After weeks of waiting, the beanstalk had begun to uncoil its slow length. Under the combined influence of gravity and precise control thrusts it had left its position at L-4 and embarked on the long fall to Earth. The main load-bearing cable was hidden, covered along most of its length by superconducting power cables and the regularly spaced ladder of the drive train. One hundred and five thousand kilometers long, the assembly stretched now like a fine silver thread across the Earth-Moon system, spanning an arc one-fourth the way from Terra to Luna. Far from that arc, accelerating on a trajectory that would take it to a perigee distance ninety thousand kilometers from the surface, a billion tons of rock and metal had begun its own approach. Unchecked, it would swing in to Earth and away again, out past the Moon before it slowed to a distant apogee.
One year ago, the rock had been a natural feature of the Solar System. Its orbit had dipped in an eccentric path from Saturn to Venus. From all the millions of candidate rocks whose composition, mass and orbits were stored in the data banks, Sycorax had made the selection of this single asteroid as the rock best suited to the beanstalk’s needs.

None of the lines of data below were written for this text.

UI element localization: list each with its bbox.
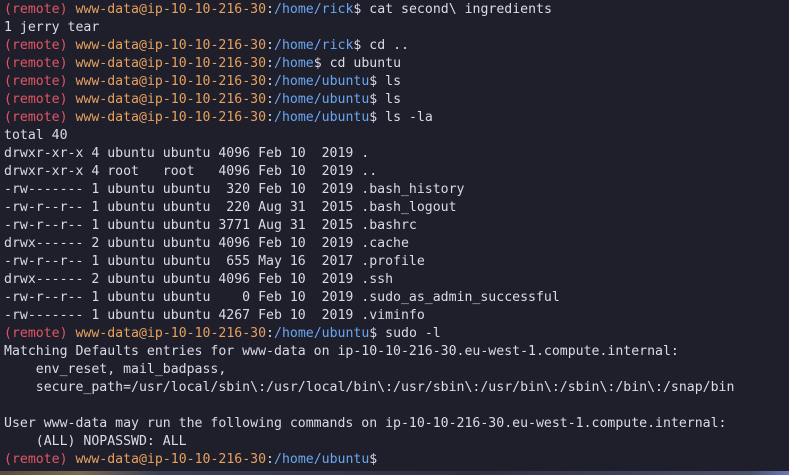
prompt-path: /home/ubuntu xyxy=(274,110,370,125)
prompt-user-host: www-data@ip-10-10-216-30 xyxy=(75,452,267,467)
output-line: drwxr-xr-x 4 root root 4096 Feb 10 2019 … xyxy=(4,163,789,181)
prompt-remote-label: (remote) xyxy=(4,56,68,71)
prompt-remote-label: (remote) xyxy=(4,2,68,17)
prompt-user-host: www-data@ip-10-10-216-30 xyxy=(75,56,267,71)
output-text: -rw-r--r-- 1 ubuntu ubuntu 655 May 16 20… xyxy=(4,254,425,269)
output-line: drwx------ 2 ubuntu ubuntu 4096 Feb 10 2… xyxy=(4,235,789,253)
prompt-line: (remote) www-data@ip-10-10-216-30:/home/… xyxy=(4,91,789,109)
prompt-user-host: www-data@ip-10-10-216-30 xyxy=(75,326,267,341)
prompt-line: (remote) www-data@ip-10-10-216-30:/home/… xyxy=(4,37,789,55)
prompt-dollar: $ xyxy=(313,56,322,71)
prompt-path: /home/rick xyxy=(274,38,354,53)
output-text: -rw-r--r-- 1 ubuntu ubuntu 0 Feb 10 2019… xyxy=(4,290,560,305)
prompt-remote-label: (remote) xyxy=(4,74,68,89)
prompt-dollar: $ xyxy=(369,452,378,467)
command-text: cat second\ ingredients xyxy=(361,2,552,17)
command-text: ls xyxy=(377,92,402,107)
output-line: -rw-r--r-- 1 ubuntu ubuntu 220 Aug 31 20… xyxy=(4,199,789,217)
command-text: ls -la xyxy=(377,110,433,125)
output-line: -rw------- 1 ubuntu ubuntu 320 Feb 10 20… xyxy=(4,181,789,199)
output-line: total 40 xyxy=(4,127,789,145)
prompt-line: (remote) www-data@ip-10-10-216-30:/home/… xyxy=(4,1,789,19)
output-line: -rw-r--r-- 1 ubuntu ubuntu 655 May 16 20… xyxy=(4,253,789,271)
prompt-colon: : xyxy=(266,452,274,467)
output-text: -rw-r--r-- 1 ubuntu ubuntu 220 Aug 31 20… xyxy=(4,200,457,215)
prompt-colon: : xyxy=(266,56,274,71)
prompt-path: /home/rick xyxy=(274,2,354,17)
prompt-remote-label: (remote) xyxy=(4,92,68,107)
output-text: drwx------ 2 ubuntu ubuntu 4096 Feb 10 2… xyxy=(4,272,394,287)
prompt-colon: : xyxy=(266,92,274,107)
output-line: drwxr-xr-x 4 ubuntu ubuntu 4096 Feb 10 2… xyxy=(4,145,789,163)
prompt-path: /home/ubuntu xyxy=(274,74,370,89)
prompt-line: (remote) www-data@ip-10-10-216-30:/home$… xyxy=(4,55,789,73)
prompt-path: /home/ubuntu xyxy=(274,92,370,107)
output-text: drwxr-xr-x 4 ubuntu ubuntu 4096 Feb 10 2… xyxy=(4,146,370,161)
taskbar-edge xyxy=(0,471,789,475)
prompt-remote-label: (remote) xyxy=(4,110,68,125)
prompt-line: (remote) www-data@ip-10-10-216-30:/home/… xyxy=(4,73,789,91)
output-line: User www-data may run the following comm… xyxy=(4,415,789,433)
prompt-user-host: www-data@ip-10-10-216-30 xyxy=(75,74,267,89)
prompt-user-host: www-data@ip-10-10-216-30 xyxy=(75,92,267,107)
output-text: -rw------- 1 ubuntu ubuntu 4267 Feb 10 2… xyxy=(4,308,425,323)
output-line: 1 jerry tear xyxy=(4,19,789,37)
output-line: (ALL) NOPASSWD: ALL xyxy=(4,433,789,451)
output-text: drwxr-xr-x 4 root root 4096 Feb 10 2019 … xyxy=(4,164,378,179)
output-text: drwx------ 2 ubuntu ubuntu 4096 Feb 10 2… xyxy=(4,236,409,251)
prompt-path: /home/ubuntu xyxy=(274,452,370,467)
prompt-path: /home xyxy=(274,56,314,71)
prompt-colon: : xyxy=(266,38,274,53)
output-text: env_reset, mail_badpass, xyxy=(4,362,227,377)
prompt-colon: : xyxy=(266,74,274,89)
command-text: sudo -l xyxy=(377,326,441,341)
prompt-colon: : xyxy=(266,110,274,125)
prompt-user-host: www-data@ip-10-10-216-30 xyxy=(75,38,267,53)
output-line: env_reset, mail_badpass, xyxy=(4,361,789,379)
output-text: -rw-r--r-- 1 ubuntu ubuntu 3771 Aug 31 2… xyxy=(4,218,417,233)
output-text: User www-data may run the following comm… xyxy=(4,416,727,431)
output-line: -rw------- 1 ubuntu ubuntu 4267 Feb 10 2… xyxy=(4,307,789,325)
prompt-user-host: www-data@ip-10-10-216-30 xyxy=(75,110,267,125)
output-line: -rw-r--r-- 1 ubuntu ubuntu 3771 Aug 31 2… xyxy=(4,217,789,235)
terminal-window[interactable]: (remote) www-data@ip-10-10-216-30:/home/… xyxy=(0,0,789,475)
prompt-remote-label: (remote) xyxy=(4,452,68,467)
output-line: -rw-r--r-- 1 ubuntu ubuntu 0 Feb 10 2019… xyxy=(4,289,789,307)
prompt-remote-label: (remote) xyxy=(4,38,68,53)
prompt-line: (remote) www-data@ip-10-10-216-30:/home/… xyxy=(4,325,789,343)
output-text: Matching Defaults entries for www-data o… xyxy=(4,344,679,359)
command-text: ls xyxy=(377,74,402,89)
output-text: total 40 xyxy=(4,128,68,143)
command-text: cd .. xyxy=(361,38,409,53)
prompt-line: (remote) www-data@ip-10-10-216-30:/home/… xyxy=(4,109,789,127)
output-text: 1 jerry tear xyxy=(4,20,100,35)
terminal-output: (remote) www-data@ip-10-10-216-30:/home/… xyxy=(4,1,789,469)
output-text: -rw------- 1 ubuntu ubuntu 320 Feb 10 20… xyxy=(4,182,465,197)
prompt-path: /home/ubuntu xyxy=(274,326,370,341)
command-text: cd ubuntu xyxy=(321,56,402,71)
output-line: Matching Defaults entries for www-data o… xyxy=(4,343,789,361)
prompt-colon: : xyxy=(266,326,274,341)
prompt-user-host: www-data@ip-10-10-216-30 xyxy=(75,2,267,17)
output-text: (ALL) NOPASSWD: ALL xyxy=(4,434,187,449)
prompt-line: (remote) www-data@ip-10-10-216-30:/home/… xyxy=(4,451,789,469)
output-line: secure_path=/usr/local/sbin\:/usr/local/… xyxy=(4,379,789,397)
prompt-colon: : xyxy=(266,2,274,17)
prompt-remote-label: (remote) xyxy=(4,326,68,341)
output-text: secure_path=/usr/local/sbin\:/usr/local/… xyxy=(4,380,735,395)
output-line: drwx------ 2 ubuntu ubuntu 4096 Feb 10 2… xyxy=(4,271,789,289)
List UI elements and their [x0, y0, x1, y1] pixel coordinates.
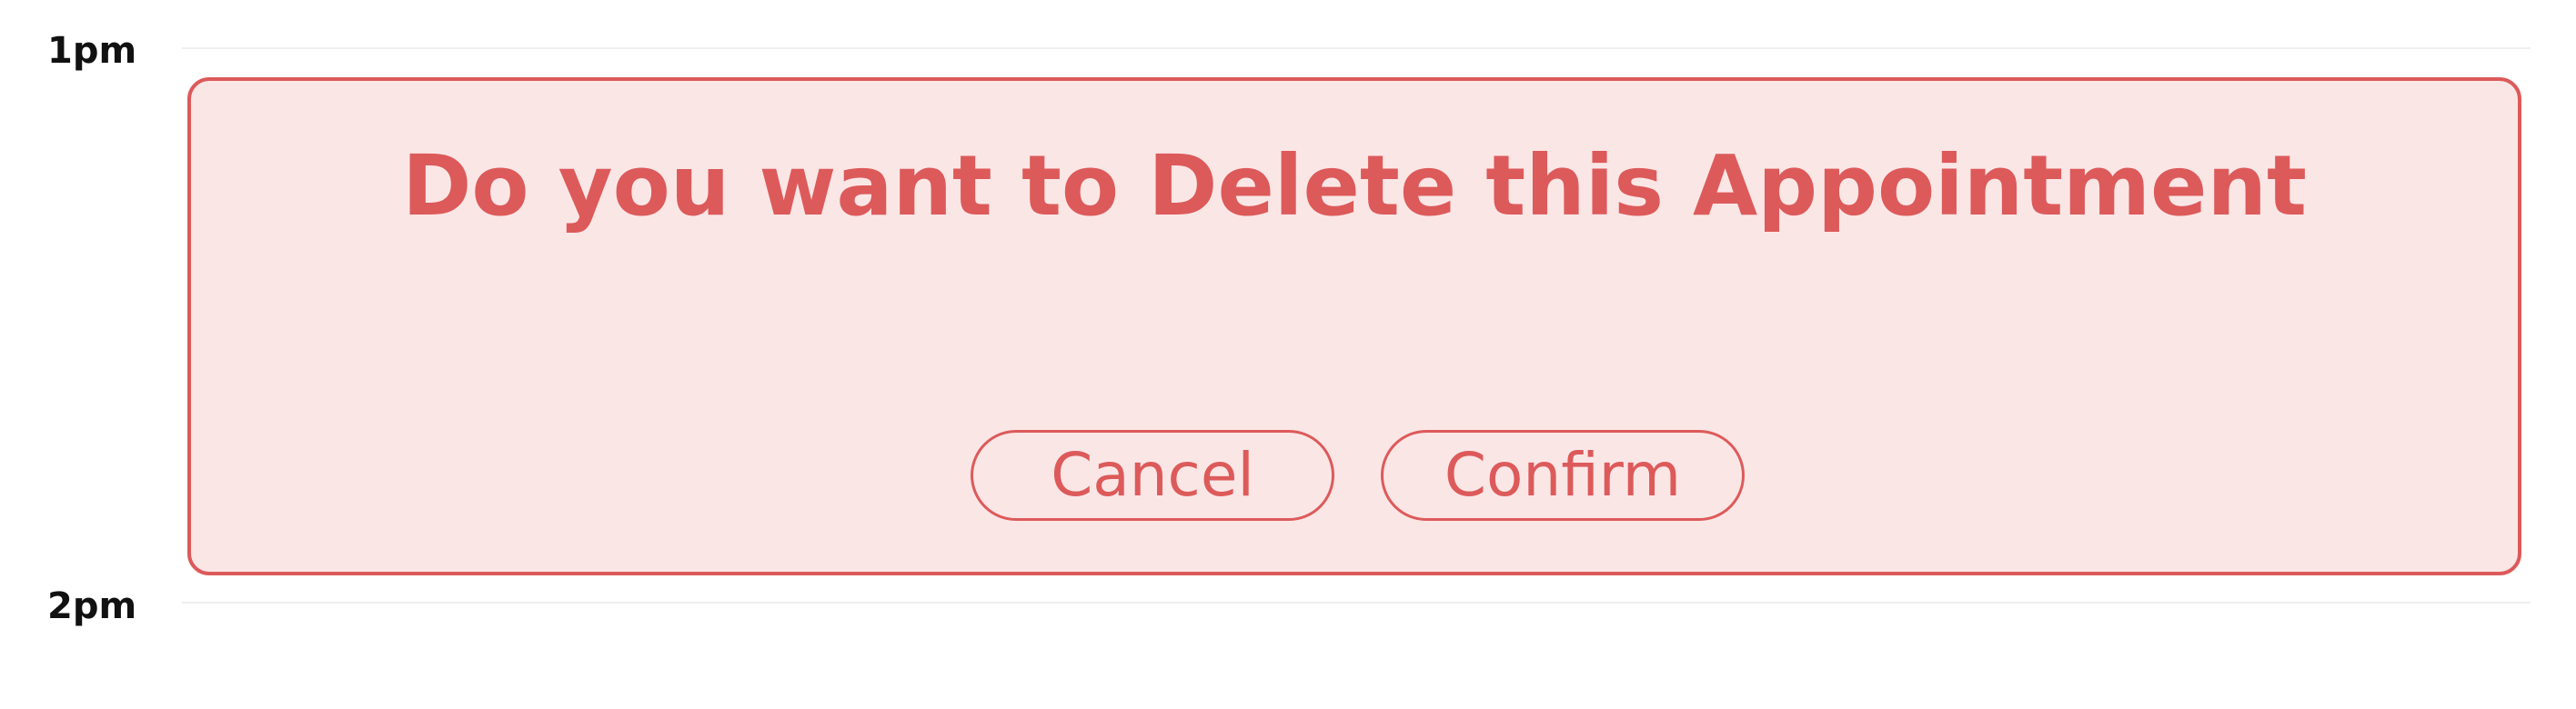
dialog-title: Do you want to Delete this Appointment: [402, 137, 2307, 235]
hour-gridline-2pm: [182, 602, 2531, 604]
cancel-button[interactable]: Cancel: [971, 430, 1334, 521]
delete-appointment-dialog: Do you want to Delete this Appointment C…: [187, 77, 2521, 575]
hour-label-2pm: 2pm: [47, 585, 137, 627]
confirm-button[interactable]: Confirm: [1381, 430, 1745, 521]
hour-gridline-1pm: [182, 47, 2531, 49]
hour-label-1pm: 1pm: [47, 30, 137, 72]
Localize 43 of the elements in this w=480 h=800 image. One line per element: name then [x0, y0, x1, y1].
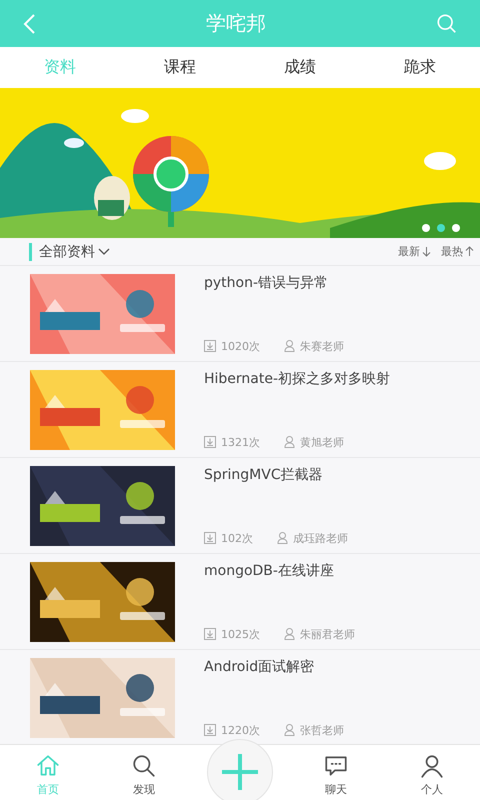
person-icon	[419, 753, 445, 779]
sort-button[interactable]: 最热	[441, 244, 474, 259]
download-icon	[204, 724, 216, 736]
teacher-name: 成珏路老师	[293, 530, 348, 546]
tab[interactable]: 跪求	[360, 47, 480, 88]
item-title[interactable]: SpringMVC拦截器	[204, 466, 460, 484]
back-button[interactable]	[22, 12, 36, 34]
teacher-name: 黄旭老师	[300, 434, 344, 450]
nav-tab[interactable]: 发现	[96, 745, 192, 800]
item-title[interactable]: Android面试解密	[204, 658, 460, 676]
person-icon	[284, 628, 295, 640]
teacher-name: 朱丽君老师	[300, 626, 355, 642]
tab[interactable]: 课程	[120, 47, 240, 88]
caret-icon	[98, 248, 110, 256]
teacher-name: 朱赛老师	[300, 338, 344, 354]
item-title[interactable]: mongoDB-在线讲座	[204, 562, 460, 580]
arrow-up-icon	[465, 246, 474, 257]
item-title[interactable]: python-错误与异常	[204, 274, 460, 292]
download-icon	[204, 436, 216, 448]
plus-icon	[220, 752, 260, 792]
download-count: 1020次	[221, 338, 260, 354]
download-count: 102次	[221, 530, 253, 546]
download-icon	[204, 340, 216, 352]
sort-button[interactable]: 最新	[398, 244, 431, 259]
person-icon	[277, 532, 288, 544]
download-count: 1220次	[221, 722, 260, 738]
nav-tab[interactable]: 聊天	[288, 745, 384, 800]
tab[interactable]: 成绩	[240, 47, 360, 88]
search-icon	[131, 753, 157, 779]
person-icon	[284, 724, 295, 736]
item-title[interactable]: Hibernate-初探之多对多映射	[204, 370, 460, 388]
download-icon	[204, 628, 216, 640]
download-count: 1321次	[221, 434, 260, 450]
app-title: 学咤邦	[206, 10, 266, 37]
person-icon	[284, 436, 295, 448]
person-icon	[284, 340, 295, 352]
nav-tab[interactable]: 个人	[384, 745, 480, 800]
arrow-down-icon	[422, 246, 431, 257]
search-button[interactable]	[436, 12, 458, 34]
download-icon	[204, 532, 216, 544]
download-count: 1025次	[221, 626, 260, 642]
category-dropdown[interactable]: 全部资料	[29, 242, 110, 260]
teacher-name: 张哲老师	[300, 722, 344, 738]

After careful shaping of the exterior, and delicate adjustments to the mass distribution, Sycorax had pronounced it ready. The asteroid could now fulfill its new purpose in the System. It would be the ballast, the bob at the end of the pendulum.
The rest of the components waited in synchronous orbit, stationary above Quito. The powersat was already functioning, its array of photovoltaic receptors turned away from the sun until they were needed. Close by hung the ore-carriers, passenger modules and maintenance robots, a thousand separate units loosely linked by a restraining net of thin cables. Until Contact there would be nothing but patient waiting. Then the robots would race along the beanstalk’s length.